Collector Alberto Mugrabi cites the preference of collectors for expensive work, due to the associations with status that the work brings. Would it be possible that a drop in the prices of Hirst’s work, and hence a taint in the brand, could result in less interest from these collectors, who are only interested in the work due to its connotations with brand and wealth?

Again, your question is built on premises that I can’t agree with. Artists are not brands. Cookies are brands. Other useful objects made in mass quantities that need to be differentiated from similar products are brands. Those who buy a work simply because it is by Damien Hirst without regard to the quailities of the work itself–and there are surely many–are buying because they perceive the work to have continuing value or currency to others. So, yes, if that perceived value or currency erodes, the prices will not recover. In that scenario, the prices for many of the works could fall to zero.

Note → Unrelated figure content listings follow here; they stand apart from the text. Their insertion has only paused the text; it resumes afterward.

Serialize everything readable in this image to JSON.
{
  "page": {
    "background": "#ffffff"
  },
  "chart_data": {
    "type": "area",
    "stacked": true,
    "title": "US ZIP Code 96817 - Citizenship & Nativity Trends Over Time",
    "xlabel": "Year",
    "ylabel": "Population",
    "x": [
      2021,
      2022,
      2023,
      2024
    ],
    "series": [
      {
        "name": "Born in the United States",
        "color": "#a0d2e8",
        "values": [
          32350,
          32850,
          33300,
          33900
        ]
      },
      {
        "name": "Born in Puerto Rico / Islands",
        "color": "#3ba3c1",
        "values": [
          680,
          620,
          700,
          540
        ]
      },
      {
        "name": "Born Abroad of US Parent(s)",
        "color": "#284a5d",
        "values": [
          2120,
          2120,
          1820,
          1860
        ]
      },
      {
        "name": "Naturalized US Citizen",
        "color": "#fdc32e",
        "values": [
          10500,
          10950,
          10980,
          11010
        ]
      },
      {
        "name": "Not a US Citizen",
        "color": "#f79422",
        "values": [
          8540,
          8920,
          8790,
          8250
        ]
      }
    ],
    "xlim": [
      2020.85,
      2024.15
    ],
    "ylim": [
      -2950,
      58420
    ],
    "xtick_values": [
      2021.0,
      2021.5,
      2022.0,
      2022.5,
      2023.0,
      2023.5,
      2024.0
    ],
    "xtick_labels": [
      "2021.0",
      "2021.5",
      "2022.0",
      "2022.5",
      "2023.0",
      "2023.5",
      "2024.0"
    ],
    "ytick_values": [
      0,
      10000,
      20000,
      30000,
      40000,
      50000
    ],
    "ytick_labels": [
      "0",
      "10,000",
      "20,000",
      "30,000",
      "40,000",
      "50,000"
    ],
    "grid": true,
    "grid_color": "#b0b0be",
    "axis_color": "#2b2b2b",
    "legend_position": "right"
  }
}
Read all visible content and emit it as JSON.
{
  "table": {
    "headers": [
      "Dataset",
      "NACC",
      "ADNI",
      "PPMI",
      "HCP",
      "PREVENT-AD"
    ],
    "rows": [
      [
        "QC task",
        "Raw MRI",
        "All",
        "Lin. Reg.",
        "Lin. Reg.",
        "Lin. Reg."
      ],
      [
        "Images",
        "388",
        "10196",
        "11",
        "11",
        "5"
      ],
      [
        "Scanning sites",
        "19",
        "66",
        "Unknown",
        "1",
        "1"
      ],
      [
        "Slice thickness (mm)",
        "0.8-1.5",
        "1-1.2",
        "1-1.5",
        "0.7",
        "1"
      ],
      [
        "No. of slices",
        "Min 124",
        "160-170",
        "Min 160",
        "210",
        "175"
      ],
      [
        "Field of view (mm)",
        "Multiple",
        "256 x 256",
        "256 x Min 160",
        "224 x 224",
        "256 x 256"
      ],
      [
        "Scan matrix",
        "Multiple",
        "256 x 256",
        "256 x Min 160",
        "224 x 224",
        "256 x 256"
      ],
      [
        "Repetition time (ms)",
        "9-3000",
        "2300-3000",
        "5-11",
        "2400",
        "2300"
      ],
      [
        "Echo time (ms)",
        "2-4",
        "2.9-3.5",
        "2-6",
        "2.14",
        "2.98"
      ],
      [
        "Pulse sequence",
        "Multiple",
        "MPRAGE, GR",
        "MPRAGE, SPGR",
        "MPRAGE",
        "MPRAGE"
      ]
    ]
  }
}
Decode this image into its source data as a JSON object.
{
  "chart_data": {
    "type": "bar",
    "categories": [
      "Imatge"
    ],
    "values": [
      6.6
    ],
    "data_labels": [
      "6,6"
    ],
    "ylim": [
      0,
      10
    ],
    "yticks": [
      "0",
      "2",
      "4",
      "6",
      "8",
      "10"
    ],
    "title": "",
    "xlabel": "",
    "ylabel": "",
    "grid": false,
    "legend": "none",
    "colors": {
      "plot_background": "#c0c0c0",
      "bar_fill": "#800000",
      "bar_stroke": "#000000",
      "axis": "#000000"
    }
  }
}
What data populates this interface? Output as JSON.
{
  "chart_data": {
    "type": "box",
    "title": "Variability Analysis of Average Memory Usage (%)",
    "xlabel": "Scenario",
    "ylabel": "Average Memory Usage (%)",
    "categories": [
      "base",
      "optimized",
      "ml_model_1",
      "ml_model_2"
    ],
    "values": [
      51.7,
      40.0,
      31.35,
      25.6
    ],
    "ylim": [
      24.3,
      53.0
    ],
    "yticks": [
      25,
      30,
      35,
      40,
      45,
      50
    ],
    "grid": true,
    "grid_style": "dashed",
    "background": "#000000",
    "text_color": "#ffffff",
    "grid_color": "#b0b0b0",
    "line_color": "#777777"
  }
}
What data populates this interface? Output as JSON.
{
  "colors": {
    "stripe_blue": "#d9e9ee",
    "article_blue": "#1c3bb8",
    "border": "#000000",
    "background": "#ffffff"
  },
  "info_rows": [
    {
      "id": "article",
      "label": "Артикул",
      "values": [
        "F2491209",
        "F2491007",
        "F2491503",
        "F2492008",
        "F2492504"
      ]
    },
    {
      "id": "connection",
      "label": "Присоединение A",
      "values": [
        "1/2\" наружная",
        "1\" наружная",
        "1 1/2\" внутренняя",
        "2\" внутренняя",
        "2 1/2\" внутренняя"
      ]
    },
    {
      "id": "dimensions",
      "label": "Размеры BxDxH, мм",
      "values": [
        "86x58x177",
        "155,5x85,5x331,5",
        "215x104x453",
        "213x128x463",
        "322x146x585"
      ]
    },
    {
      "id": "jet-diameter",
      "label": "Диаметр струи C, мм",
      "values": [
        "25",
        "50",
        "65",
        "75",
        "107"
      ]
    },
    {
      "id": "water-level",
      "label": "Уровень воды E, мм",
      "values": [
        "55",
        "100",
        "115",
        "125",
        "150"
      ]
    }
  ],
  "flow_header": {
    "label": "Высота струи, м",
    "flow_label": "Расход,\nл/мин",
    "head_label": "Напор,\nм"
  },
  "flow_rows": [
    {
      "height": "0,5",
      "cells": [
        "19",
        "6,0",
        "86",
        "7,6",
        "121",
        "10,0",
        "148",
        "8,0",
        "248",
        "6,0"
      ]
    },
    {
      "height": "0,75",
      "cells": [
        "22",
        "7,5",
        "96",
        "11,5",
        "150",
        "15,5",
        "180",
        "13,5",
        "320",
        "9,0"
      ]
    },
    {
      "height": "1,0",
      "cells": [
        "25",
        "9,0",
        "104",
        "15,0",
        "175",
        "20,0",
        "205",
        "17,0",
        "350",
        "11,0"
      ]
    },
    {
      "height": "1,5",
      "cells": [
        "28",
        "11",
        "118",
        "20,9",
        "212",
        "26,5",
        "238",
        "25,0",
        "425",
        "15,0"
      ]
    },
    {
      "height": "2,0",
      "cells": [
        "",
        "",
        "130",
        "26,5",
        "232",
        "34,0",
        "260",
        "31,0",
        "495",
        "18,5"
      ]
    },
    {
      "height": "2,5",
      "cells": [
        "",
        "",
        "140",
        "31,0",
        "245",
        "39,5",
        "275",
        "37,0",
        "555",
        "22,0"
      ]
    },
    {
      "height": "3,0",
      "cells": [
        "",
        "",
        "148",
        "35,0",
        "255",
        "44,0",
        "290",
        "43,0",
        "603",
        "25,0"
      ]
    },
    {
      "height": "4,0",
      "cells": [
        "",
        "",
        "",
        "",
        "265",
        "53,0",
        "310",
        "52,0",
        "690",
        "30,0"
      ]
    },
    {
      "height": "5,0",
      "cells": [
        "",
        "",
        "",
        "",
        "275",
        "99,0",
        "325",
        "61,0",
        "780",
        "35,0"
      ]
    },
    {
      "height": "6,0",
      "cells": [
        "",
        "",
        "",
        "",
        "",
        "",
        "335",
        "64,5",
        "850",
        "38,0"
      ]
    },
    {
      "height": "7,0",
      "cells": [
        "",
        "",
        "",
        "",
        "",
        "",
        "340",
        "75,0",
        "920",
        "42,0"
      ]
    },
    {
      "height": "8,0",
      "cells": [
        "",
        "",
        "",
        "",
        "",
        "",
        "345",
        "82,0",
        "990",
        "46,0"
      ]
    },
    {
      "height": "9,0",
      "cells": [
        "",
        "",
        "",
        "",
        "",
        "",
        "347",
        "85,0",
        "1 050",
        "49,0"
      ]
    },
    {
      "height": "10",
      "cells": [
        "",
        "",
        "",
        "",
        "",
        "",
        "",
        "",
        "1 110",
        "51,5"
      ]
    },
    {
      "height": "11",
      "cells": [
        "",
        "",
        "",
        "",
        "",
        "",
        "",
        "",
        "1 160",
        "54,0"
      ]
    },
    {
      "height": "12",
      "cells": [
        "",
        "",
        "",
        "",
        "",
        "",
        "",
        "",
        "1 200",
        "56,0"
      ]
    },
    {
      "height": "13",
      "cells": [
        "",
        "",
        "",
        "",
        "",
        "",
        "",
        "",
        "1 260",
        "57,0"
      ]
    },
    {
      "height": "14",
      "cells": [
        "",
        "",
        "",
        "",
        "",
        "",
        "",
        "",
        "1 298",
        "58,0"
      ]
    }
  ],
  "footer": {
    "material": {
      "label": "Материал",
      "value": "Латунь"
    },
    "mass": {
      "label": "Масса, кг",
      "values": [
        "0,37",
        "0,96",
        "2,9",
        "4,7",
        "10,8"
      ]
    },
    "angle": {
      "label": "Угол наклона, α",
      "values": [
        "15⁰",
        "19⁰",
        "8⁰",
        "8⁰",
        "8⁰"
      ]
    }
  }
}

As stated above, though, the prices have dropped more because of Hirst’s failure to move forward as an artist in a meaningful way and the variable quality of his over-production (the spots show revealed that many of the spot paintings were simply not works of art or even decoration.) But once the prices started to fall, they will continue to fall (or, more likely, not transact) until an exogenous factor regenerates demand. That might be simply time or Hirst creating new work that once again excites collectors or critics or demand from another factor.

If a drop in prices results in a drop in demand from wealthier collectors, do you believe that a lower price level for Hirst’s could be established? Could this enable a new market for his work to potentially emerge which is more representative of today’s prices, therefore helping to maintain the demand for Hirst’s work? 

Does it matter? Prices are not a thing in themselves. They are a reflection of demand and supply. Unless you own Hirsts as an investment, the price is irrelevant. It is true that many buyers will feel safer buying something that is expensive and seems to have its value validated but that’s not what drives the transactions. When buyers see social, art historical or currency value in works by Hirst, they will buy them at whatever prices are current. There are many genres of work and artists whose prices have fluctuated wildly over time.